La fiducia di sè "sostanziale": la capacità di fronteggiare le situazioni difficili  

La fiducia in se stessi “sostanziale” è molto diversa sia dall’esibizione di modalità e atteggiamenti spavaldi, sia dalla convinzione nella propria superiorità ed “elezione” rispetto agli altri. 

Essa non è necessariamente inscalfibile, implica cioè la possibilità di un’analisi di sè, non escludendo una riflessione critica rispetto al proprio operato.

Questo tipo di fiducia non deriva necessariamente dallo sguardo genitoriale ma si può conquistare e consolidare nel corso della vita, grazie all‘esperienza e all’incremento della conoscenza del proprio sè.

Si rivela spesso nelle situazioni difficili, permettendo la navigazione anche in condizioni avverse. Inoltre si mostra come un fattore chiave nella possibilità di godere della vita per quella che è (e non per quella che “dovrebbe” essere per gli altri).

Esibizione e megalomania: perchè non sono manifestazioni di fiducia in se stessi 

Purtroppo nei tempi foschi in cui viviamo la sicurezza in se stessi viene confusa con il modo di fare prepotente e aggressivo.

Ogni psicologia del profondo che si rispetti ci rivela invece l’associazione pressoché costante fra ostentazione esteriore e fragilità interiore, per cui al cospetto di persone troppo “piene“ bisognerebbe sempre ipotizzare un deficit di “sana” forza mentale

La persona intimamente sicura non necessita di alcuna messa in scena, nè tantomeno ha bisogno di diminuire o umiliare gli altri per convincere se stessa di essere qualcuno. 

La megalomania non le appartiene perché la coscienza del proprio limite è ben presente. La sicurezza infatti non deriva dal sapere di possedere un talento, dai risultati o dalla bravura in un certo campo. Quando essa si basa sulla performance e il successo costituisce un pericoloso autoinganno, che può far perdere la visione equilibrata di sè e ancorare al consenso altrui, in un circolo vizioso sempre più alienante.

Il megalomane inoltre, accecato dalla sua visione di sè grandiosa, a un certo punto finisce per distaccarsi dalla realtà, vivendo in un mondo autoreferenziale che gli impedisce di evolvere ed affinarsi come persona. Jung direbbe che si identifica integralmente con la sua Persona, ovvero con la sua maschera sociale; l’involuzione è garantita, proprio perché viene tagliata fuori ogni autentica originalità nonché ogni confronto costruttivo con gli altri. 

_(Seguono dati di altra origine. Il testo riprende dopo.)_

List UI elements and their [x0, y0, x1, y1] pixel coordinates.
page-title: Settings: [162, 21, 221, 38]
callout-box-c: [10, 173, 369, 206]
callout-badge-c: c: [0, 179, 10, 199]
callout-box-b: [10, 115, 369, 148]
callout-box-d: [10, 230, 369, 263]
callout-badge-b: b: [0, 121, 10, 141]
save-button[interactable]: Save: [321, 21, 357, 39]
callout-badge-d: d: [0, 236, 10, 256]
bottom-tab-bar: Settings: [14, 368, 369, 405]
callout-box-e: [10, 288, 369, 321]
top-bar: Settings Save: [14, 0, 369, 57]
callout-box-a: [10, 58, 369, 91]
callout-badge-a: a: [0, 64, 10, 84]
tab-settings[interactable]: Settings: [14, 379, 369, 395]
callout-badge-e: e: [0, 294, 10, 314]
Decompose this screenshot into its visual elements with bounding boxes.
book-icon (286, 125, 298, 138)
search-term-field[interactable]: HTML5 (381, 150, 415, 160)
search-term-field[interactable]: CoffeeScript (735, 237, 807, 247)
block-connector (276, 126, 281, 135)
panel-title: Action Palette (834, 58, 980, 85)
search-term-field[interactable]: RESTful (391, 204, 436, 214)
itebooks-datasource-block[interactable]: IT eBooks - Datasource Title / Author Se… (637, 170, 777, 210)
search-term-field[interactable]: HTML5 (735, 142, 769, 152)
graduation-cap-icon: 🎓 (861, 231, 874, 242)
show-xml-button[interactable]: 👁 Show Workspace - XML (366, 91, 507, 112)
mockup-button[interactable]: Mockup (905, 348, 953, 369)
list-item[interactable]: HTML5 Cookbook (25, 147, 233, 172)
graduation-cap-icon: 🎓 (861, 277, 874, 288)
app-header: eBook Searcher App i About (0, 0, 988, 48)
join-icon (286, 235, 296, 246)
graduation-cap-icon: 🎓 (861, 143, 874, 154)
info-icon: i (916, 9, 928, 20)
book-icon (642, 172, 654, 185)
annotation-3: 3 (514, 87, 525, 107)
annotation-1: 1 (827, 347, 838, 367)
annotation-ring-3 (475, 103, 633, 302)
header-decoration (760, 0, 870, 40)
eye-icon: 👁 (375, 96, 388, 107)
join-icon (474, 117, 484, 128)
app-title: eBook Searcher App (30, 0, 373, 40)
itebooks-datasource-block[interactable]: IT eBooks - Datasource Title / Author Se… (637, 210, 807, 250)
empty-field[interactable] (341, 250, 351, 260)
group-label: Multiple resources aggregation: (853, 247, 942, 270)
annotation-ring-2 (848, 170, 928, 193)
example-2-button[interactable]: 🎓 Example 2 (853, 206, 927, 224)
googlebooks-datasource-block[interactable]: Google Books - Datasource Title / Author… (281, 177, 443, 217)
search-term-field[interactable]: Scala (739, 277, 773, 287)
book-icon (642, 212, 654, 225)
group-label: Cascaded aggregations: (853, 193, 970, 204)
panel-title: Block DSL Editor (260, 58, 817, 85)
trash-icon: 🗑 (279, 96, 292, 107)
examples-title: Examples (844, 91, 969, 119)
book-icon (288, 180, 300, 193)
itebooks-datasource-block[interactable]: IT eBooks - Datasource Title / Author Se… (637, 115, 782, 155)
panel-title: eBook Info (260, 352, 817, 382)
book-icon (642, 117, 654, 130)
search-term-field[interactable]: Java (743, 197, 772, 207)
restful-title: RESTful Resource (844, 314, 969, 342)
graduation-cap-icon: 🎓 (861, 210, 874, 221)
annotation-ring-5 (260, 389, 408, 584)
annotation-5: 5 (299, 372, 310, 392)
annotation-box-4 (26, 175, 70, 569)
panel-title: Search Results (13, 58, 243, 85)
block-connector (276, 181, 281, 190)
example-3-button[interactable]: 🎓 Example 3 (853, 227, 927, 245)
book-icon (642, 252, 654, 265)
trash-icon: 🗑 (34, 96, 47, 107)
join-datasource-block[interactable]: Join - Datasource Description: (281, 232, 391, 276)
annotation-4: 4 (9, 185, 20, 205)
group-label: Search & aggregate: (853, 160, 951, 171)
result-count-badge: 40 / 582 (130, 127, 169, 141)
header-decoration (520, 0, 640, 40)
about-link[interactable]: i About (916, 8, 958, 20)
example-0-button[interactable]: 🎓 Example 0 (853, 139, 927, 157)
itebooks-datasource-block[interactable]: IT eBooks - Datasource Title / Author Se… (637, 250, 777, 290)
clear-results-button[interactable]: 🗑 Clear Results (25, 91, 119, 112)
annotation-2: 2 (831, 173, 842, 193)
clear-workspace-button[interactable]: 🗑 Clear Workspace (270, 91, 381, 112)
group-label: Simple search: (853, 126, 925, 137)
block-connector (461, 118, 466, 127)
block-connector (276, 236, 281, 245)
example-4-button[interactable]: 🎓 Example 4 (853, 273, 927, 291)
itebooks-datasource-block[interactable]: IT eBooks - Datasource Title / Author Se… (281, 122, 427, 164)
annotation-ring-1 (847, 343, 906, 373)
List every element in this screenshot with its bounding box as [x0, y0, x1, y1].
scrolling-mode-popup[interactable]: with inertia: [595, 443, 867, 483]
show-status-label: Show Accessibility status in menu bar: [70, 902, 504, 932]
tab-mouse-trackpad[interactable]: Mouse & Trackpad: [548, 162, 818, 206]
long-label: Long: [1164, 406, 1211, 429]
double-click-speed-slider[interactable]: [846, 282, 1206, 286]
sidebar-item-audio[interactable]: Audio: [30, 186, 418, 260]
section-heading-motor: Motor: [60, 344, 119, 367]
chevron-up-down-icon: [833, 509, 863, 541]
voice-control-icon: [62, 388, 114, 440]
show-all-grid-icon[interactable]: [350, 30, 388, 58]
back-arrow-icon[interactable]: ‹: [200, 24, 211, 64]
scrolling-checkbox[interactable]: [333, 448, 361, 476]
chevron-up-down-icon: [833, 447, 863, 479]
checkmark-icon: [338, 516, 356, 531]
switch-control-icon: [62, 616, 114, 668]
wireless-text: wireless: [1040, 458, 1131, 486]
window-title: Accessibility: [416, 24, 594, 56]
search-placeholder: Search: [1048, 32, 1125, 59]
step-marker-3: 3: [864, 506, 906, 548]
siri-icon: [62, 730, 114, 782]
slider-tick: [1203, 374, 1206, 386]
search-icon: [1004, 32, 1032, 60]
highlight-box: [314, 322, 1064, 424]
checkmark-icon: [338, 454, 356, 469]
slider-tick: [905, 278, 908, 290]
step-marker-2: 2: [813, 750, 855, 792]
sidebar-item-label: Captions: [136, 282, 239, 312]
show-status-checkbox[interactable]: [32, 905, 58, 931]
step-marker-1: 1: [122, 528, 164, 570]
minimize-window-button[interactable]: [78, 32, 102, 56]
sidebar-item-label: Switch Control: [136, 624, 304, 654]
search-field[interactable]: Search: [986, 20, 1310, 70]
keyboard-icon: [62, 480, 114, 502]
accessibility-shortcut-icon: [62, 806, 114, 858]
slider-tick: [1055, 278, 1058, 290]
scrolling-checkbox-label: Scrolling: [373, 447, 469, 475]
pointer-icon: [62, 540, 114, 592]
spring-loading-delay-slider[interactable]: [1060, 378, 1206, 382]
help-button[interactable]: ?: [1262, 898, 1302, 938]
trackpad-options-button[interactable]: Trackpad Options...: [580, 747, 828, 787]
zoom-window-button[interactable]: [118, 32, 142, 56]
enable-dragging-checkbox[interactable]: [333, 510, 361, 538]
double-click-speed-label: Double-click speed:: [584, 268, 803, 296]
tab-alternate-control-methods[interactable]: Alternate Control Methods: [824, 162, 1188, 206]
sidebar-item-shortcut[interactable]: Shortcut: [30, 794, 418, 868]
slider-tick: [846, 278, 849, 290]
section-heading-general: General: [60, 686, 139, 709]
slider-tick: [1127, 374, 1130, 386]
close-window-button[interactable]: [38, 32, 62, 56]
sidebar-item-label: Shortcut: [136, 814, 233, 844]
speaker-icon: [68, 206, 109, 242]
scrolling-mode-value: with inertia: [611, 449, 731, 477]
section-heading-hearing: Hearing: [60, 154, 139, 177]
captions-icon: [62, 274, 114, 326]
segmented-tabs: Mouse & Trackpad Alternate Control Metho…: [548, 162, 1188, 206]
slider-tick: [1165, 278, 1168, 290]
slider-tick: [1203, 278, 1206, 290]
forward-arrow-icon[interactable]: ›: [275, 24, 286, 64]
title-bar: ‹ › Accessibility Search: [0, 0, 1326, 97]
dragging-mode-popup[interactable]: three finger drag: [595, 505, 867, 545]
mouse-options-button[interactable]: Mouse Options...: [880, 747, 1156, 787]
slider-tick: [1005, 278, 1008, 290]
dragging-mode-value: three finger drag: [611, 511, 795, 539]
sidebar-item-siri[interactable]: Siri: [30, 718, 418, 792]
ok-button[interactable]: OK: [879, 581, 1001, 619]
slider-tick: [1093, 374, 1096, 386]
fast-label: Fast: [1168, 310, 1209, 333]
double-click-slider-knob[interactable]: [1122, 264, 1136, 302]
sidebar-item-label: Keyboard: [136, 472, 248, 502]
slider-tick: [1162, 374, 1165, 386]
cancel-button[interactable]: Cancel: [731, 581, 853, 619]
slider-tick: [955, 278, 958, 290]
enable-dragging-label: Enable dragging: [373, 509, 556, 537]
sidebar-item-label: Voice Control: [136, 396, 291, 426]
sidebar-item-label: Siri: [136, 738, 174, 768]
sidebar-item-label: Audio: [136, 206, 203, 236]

Chi è realmente sicuro di sè non si identifica nella propria immagine, perché riconosce che essa è soltanto un “modo” di presentarsi agli altri. Non si sente superiore e accoglie l’altro con rispetto e disponibilità a capirlo oltre le apparenze.

Anche il confronto non spaventa chi è davvero sicuro di sè, perché la diversità di idee, esperienze e condizioni di vita non gli toglie nulla, anzi, costituisce una ricchezza.

Essere permeabili all’altro non confonde il senso di identità, in quanto esso si appoggia sull’accettazione di sè, di quello che si è stati e di ciò che si è oggi.

La megalomania invece impedisce il confronto, promuovendo solo e soltanto l’accoglienza di rinforzi narcisistici e di adulazioni.

La dipendenza dalla conferma altrui è sempre il sintomo della fragilità del senso di identità.

Autocoscienza come consapevolezza di chi si è

La serenità di base si ancora quindi non alla performance e al consenso ma alla consapevolezza di chi si è, di cosa fa stare bene e di cosa crea disagio, nell’orizzonte di un’accettazione di sè che comprende tutto, anche la componente meno desiderabile o in linea con le attese degli altri e della società.

La persona sicura di sè è se stessa, sempre, pur nel rispetto delle convenzioni, dell’educazione e dei ruoli. Si conosce, si “sente” interiormente, non è in balia di sensi cronici di vuoto e di disvalore.

Quando le circostanze della vita si fanno difficili rivela tutta la sua forza; nonostante lo scoramento “decide” di tenersi “su”, di non lasciare che gli umanissimi sentimenti di tristezza corrodano e mangino il suo senso di sè. Anzi, la delusione, la fatica, la flessione del tono dell’umore vengono utilizzate per sviluppare ulteriormente la  propria consapevolezza.

Consapevolezza e gentilezza verso gli altri

Gli altri vengono esonerati dal ruolo di capri espiatori, di persecutori, di discariche emotive o di riflettori; si sa che la partita si gioca solo ed esclusivamente con se stessi.

Il prossimo in questo senso viene sempre trattato bene e con gentilezza; quando un collega, un amico o un familiare non rimanda energie positive il rapporto viene gestito senza che il piacere malsano del rancore, della sopraffazione o della vendetta prenda il sopravvento.

La persona veramente sicura di sè si chiede sempre quale sia il suo ruolo e il suo coinvolgimento nei malesseri che incontra nella vita, non cedendo alla tentazione di incolpare sempre gli altri. 

Ciò vale anche quando subisce un torto; può perdonare, pur senza dimenticare.

Questo tipo di atteggiamento non è innato, si può apprendere, non è per forza un dono che proviene dalla famiglia o da condizioni favorevoli.

Anzi, spesso le persone più forti crescono in situazioni  ambientali complesse, ma non mollano mai sul piano della ricerca della loro dimensione personale e unica.

La sicurezza nasce dall’accordo che riusciamo a raggiungere con la parte profonda, vera e unica di noi, dal piacere di essere, dalla sensazione di continuare a imparare ed evolvere nonostante tutto il male che ci può arrivare.

La psicoterapia: ritrovare il filo interrotto con se stessi 

In psicoterapia ci si va anche per questo, per ritrovare il filo interrotto della parte più vera di sè e per darle nuova linfa, non più a partire da un’immagine da offrire agli altri. 

La ricomposizione della divisione fra essere “per”gli altri e essere se stessi “con” gli altri è una delle conquiste più belle e importanti della vita.